The follow up to The Evaporators’ 2009 shared seven-inch with W.K., A Wild Pear, Busy Doing Nothing initially started off as another split with post-punks Franz Ferdinand. The Scottish group’s proposed contribution? A take on iconic Vancouver power pop group the Pointed Sticks’ “Real Thing.”
Soon enough, though, Nardwuar had attached UK indie-rockers the Cribs, who cover the Dishrags’ “Death In The Family,” and Kate Nash, who performs a fabulous rendition of the 90s all-girl cuddlecore favourites Cub’s “My Chinchilla,” to the project and had to upgrade to a compilation LP. Other guest spots on the album include Montreal’s Fuad & The Feztones covering the Evaporators’ original “Welcome To My Castle,” and the package also comes with a 40-page calendar of band shots, both candid and in concert, by local photographer Bev Davies.

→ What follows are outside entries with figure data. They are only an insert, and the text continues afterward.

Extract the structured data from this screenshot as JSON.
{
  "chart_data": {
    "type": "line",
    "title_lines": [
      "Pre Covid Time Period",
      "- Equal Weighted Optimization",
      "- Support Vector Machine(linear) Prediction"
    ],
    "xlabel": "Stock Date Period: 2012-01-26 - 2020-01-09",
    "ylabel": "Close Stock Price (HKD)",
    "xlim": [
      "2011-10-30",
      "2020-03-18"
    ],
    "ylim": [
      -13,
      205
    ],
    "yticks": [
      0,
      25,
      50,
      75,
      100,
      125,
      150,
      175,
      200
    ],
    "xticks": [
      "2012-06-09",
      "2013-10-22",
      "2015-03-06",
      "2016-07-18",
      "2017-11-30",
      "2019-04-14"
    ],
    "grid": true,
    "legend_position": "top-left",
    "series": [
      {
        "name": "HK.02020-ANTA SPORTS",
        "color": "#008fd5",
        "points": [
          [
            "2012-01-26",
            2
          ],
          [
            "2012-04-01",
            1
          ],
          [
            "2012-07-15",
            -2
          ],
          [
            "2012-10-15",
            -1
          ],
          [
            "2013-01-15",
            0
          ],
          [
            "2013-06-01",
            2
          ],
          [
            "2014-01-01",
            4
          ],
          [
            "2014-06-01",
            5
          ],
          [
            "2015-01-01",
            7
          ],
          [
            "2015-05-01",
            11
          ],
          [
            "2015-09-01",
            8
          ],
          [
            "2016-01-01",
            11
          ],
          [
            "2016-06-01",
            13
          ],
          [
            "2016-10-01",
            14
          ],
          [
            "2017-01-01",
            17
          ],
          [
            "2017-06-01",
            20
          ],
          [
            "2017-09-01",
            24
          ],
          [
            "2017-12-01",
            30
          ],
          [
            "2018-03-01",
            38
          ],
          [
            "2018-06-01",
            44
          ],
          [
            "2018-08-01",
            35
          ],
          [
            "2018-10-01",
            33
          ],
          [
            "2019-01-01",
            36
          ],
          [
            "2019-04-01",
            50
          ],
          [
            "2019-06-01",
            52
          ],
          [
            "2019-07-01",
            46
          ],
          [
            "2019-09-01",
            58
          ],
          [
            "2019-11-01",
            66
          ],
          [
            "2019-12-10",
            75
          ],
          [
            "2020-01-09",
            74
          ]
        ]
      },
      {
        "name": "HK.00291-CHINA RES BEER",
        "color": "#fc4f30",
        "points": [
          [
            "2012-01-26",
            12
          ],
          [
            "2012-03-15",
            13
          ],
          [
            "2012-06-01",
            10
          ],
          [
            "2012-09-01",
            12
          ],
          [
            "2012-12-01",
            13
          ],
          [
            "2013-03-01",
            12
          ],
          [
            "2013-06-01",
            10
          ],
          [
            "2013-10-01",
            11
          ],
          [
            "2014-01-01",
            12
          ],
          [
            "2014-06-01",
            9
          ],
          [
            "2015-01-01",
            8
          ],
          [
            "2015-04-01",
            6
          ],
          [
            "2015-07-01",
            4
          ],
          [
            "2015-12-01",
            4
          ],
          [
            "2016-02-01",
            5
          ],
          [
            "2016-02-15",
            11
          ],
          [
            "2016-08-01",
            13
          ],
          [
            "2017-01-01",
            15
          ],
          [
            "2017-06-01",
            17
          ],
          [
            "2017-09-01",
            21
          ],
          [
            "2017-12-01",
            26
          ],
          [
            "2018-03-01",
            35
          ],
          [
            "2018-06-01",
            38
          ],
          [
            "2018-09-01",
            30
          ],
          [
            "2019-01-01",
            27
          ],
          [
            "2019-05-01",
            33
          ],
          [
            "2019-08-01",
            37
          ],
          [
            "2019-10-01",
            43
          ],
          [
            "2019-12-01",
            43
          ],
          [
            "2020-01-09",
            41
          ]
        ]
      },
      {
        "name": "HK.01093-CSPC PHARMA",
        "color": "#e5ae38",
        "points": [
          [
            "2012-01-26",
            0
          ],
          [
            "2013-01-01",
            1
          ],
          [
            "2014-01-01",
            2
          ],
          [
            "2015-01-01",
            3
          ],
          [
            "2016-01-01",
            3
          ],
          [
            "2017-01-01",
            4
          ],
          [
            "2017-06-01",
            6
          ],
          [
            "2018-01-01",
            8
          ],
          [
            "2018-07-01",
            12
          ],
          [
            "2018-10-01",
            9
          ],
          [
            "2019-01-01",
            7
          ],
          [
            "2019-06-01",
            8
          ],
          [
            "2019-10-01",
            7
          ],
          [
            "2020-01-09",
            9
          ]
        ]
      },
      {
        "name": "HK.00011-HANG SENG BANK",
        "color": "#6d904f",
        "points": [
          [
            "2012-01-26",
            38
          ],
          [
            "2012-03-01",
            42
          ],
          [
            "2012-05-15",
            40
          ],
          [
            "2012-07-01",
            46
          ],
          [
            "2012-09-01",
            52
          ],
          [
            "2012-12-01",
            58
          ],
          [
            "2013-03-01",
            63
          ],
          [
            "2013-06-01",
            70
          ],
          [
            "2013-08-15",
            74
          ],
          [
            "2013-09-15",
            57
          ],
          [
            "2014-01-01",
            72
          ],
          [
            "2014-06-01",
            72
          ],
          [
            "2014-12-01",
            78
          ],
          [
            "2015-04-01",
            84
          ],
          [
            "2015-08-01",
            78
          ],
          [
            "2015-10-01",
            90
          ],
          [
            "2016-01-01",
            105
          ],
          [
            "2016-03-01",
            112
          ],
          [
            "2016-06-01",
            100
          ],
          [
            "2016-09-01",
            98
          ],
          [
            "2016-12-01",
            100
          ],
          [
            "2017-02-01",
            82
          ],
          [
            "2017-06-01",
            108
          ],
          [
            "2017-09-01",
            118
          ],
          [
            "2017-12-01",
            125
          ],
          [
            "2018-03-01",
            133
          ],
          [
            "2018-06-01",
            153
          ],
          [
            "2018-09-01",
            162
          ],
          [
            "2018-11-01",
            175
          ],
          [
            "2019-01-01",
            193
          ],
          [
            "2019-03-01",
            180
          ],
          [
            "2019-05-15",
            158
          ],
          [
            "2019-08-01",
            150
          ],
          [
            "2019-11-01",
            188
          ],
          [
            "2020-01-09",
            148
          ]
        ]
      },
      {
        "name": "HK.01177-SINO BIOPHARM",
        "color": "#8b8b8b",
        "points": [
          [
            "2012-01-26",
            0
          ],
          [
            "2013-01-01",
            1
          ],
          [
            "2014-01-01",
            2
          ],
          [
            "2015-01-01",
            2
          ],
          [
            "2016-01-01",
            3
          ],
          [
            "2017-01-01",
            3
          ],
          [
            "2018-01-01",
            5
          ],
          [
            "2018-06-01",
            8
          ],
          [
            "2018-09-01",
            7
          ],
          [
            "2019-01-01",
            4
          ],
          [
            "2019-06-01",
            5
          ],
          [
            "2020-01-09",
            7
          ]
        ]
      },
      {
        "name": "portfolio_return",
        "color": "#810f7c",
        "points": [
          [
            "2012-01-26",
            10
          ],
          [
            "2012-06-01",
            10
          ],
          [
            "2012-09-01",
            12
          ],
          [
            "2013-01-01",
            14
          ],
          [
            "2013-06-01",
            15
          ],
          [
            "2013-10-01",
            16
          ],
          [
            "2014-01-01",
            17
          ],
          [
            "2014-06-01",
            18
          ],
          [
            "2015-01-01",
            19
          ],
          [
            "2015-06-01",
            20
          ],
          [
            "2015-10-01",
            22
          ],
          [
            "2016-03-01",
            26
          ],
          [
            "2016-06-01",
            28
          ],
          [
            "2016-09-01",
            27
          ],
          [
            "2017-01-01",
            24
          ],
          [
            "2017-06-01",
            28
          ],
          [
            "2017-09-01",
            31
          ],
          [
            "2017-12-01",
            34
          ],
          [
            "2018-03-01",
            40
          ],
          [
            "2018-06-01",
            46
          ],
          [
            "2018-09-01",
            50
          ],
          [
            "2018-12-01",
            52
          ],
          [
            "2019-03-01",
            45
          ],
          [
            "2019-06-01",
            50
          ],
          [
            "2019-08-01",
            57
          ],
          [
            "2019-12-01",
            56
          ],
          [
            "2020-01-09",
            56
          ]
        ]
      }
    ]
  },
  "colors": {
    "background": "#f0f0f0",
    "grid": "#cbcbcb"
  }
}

On top of being a throw-back that tips its hat to some of Vancouver’s finest punk bands, The Evaporators also contribute some new tunes. The band once again work with Andrew W.K. on opening number “I Hate Being Late When I’m Early,” which references all the times Nardwuar has been late for his Friday afternoon radio show. The two can be seen running through the halls and jamming in the lounge of CiTR in a video for the song.
“How do you end up being late when you’re early?” I ask Nardwuar.
“I get distracted!” he confesses. Finishing up our conversation, I had to share the irony of getting trapped in traffic with the words to “I Hate Being Late” stuck in my head, after having left my house early for our interview. (Thanks to the burgundy Honda Civic that pulled away, opening up a parking spot three feet from the front doors of Neptoon Records, I made it just in time.) Pointing the recorder back in Nardwuar’s direction I ask, “Should I do it or should you?”
With this he immediately responds with his signature, “Doot Doola Doot Doo,” pausing to wait for my, “Doot Doot!”